A proposito di fondi, Soldati ha voluto anche fare chiarezza sul crowfounding lanciato per sostenere la ricerca verso nuove cure, un tentativo per recuperare tempo a dispetto della malattia che corre troppo veloce per pensare di fermarla e lavorare con metodi già conosciuti. Motivo per cui è necessario spiegare per bene cosa stia accadendo, anche al fine di evitare spiacevoli fraintendimenti.
"Ci tengo a spiegare una cosa. Non voglio che si creino incomprensioni. Quando ho aperto il crowfounding, l’ho fatto perché era una richiesta ad amici e conoscenti. Questa cosa è esplosa. Ma io l’ho fatta dopo aver avuto un confronto con la mia referente della Columbia University. Non è che il dottor Schneider ci ha chiesto un milione e mezzo di euro. Lui sta cercando di farci appoggiare da un fondo o una fondazione, perché la fondazione che finanzia il suo studio non accetta pazienti stranieri. Ora non sappiamo se Matteo sia compatibile con gli ASO che hanno a disposizione, perché stanno facendo lo sviluppo del genoma. Quella cura sarebbe gratuita, a nostro carico ci sarebbero solo le spese di viaggio e permanenza, perché nel caso dovremmo rimanere a lungo lì - ha sottolineato la compagna di Materazzi -. Ci siamo mossi con un laboratorio privato, sempre americano, che sta sviluppando un ASO privatamente. I costi sono grosso modo quelli. La cifra è alta, almeno un milione di euro. Noi stiamo cercando di abbreviare i tempi, perché la malattia va così veloce che non sappiamo nemmeno se riusciremo a farla questa cura, che verrebbe portata direttamente in Italia. Ma in quel caso dobbiamo vedere anche la risposta dell’AIFA. Noi siamo impegnati su più fronti e per questo motivo stiamo impegnando i nostri fondi, quindi ci serviva un altro aiuto. La cosa a cui tenevo è che si sapesse che non vogliamo approfittare della situazione".

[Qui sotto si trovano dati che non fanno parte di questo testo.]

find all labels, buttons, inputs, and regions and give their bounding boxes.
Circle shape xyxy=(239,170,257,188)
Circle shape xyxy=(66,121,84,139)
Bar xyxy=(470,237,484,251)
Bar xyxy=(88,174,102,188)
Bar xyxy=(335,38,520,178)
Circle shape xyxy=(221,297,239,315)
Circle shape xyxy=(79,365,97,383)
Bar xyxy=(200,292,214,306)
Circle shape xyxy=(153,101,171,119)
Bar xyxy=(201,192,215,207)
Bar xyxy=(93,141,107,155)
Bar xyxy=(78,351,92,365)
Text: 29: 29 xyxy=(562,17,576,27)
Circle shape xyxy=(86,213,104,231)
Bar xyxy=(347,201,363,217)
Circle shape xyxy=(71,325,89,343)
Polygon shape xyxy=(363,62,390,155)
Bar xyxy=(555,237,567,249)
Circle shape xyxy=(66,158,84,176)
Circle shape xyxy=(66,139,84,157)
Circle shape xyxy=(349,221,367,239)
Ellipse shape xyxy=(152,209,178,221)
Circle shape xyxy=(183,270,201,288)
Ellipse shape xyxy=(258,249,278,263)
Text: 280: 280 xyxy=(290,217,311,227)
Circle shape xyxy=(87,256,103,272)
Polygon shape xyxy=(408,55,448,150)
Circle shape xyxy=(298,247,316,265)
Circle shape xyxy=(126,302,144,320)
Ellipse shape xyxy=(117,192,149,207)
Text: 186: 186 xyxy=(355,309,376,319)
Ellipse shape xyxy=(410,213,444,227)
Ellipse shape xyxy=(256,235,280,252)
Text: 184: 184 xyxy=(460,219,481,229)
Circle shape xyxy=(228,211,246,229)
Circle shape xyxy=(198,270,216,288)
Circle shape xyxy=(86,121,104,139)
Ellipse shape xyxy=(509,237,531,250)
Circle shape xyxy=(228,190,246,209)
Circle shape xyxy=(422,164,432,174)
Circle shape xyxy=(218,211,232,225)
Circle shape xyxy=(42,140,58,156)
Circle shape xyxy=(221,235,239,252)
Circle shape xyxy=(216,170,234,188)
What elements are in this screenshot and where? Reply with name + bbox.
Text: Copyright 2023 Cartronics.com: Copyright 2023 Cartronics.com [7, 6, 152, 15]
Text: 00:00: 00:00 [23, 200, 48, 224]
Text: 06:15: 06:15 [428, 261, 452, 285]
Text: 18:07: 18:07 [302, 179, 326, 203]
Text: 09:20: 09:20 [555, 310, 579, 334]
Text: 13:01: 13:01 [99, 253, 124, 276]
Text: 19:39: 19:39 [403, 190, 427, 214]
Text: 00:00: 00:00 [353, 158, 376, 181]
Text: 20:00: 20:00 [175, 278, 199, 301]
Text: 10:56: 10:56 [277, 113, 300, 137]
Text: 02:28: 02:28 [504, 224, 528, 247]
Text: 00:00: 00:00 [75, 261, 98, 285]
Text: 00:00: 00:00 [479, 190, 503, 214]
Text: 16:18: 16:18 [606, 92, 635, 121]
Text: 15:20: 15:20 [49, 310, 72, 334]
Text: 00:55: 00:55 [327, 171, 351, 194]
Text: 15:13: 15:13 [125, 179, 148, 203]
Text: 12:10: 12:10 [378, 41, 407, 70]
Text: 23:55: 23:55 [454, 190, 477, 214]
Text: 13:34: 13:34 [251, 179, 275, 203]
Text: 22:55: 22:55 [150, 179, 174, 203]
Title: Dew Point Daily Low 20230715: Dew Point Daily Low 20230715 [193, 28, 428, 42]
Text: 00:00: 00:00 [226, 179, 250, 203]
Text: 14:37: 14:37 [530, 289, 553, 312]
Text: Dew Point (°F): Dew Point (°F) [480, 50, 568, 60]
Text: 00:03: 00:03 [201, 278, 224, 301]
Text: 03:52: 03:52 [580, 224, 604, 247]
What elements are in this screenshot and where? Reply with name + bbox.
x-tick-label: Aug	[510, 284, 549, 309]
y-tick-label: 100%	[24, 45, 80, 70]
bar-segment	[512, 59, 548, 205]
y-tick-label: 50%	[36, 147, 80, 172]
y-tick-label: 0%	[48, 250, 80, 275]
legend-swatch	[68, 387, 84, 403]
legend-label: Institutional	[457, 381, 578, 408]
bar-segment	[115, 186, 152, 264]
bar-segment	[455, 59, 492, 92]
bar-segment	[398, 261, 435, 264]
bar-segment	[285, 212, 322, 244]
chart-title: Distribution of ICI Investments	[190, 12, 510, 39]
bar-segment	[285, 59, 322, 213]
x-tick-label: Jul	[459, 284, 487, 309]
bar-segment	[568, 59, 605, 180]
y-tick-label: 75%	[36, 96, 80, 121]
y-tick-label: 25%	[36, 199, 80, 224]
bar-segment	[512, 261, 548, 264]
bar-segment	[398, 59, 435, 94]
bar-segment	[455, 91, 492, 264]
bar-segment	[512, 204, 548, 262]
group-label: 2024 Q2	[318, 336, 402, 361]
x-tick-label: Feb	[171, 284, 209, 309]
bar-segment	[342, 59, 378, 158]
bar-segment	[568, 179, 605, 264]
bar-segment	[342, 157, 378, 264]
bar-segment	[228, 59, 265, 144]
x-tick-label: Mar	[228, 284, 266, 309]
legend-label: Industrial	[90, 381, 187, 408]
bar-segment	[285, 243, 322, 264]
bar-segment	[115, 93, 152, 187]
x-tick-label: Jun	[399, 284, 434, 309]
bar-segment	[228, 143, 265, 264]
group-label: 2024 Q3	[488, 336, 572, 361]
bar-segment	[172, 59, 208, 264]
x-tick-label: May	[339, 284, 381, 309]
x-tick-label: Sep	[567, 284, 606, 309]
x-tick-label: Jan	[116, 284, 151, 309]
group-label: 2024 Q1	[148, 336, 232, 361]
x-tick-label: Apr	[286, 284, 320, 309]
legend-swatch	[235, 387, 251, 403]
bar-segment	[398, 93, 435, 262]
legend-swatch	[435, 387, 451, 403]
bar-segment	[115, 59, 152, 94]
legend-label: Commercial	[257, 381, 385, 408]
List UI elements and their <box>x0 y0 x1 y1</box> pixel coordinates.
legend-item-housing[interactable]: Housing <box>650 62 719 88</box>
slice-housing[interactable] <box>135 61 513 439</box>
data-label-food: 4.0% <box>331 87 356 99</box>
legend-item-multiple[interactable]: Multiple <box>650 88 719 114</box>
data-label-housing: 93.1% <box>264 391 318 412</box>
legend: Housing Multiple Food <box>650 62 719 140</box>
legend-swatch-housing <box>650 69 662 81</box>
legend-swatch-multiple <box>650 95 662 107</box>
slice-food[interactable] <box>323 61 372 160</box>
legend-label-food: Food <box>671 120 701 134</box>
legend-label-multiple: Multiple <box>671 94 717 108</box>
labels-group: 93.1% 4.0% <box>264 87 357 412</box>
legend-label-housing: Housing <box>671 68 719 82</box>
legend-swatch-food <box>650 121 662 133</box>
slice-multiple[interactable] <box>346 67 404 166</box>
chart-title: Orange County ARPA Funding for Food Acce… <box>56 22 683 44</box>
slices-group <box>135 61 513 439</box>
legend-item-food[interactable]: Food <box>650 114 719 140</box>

A questo punto rimane fondamentale il supporto della famiglia, anche del fratello Marco i cui rapporti si sono appianatati dopo la comparsa della malattia tanto da riavvicinarli: "La prima volta che ho rilasciato un’intervista molto lunga ho chiesto di non mettere in evidenza il rapporto tra Matteo e Marco, che era stato un po’ difficile negli anni. Ma non è stato così. La loro famiglia ha avuto diverse disgrazie e quando succedono cose del genere ci sono equilibri particolari, si discute per cose stupide, ci si allontana ma poi ci si riavvicina. Da quando Matteo è malato si sente con il fratello quotidianamente. Il fratello è presente. Così come gli altri fratelli e la sorella".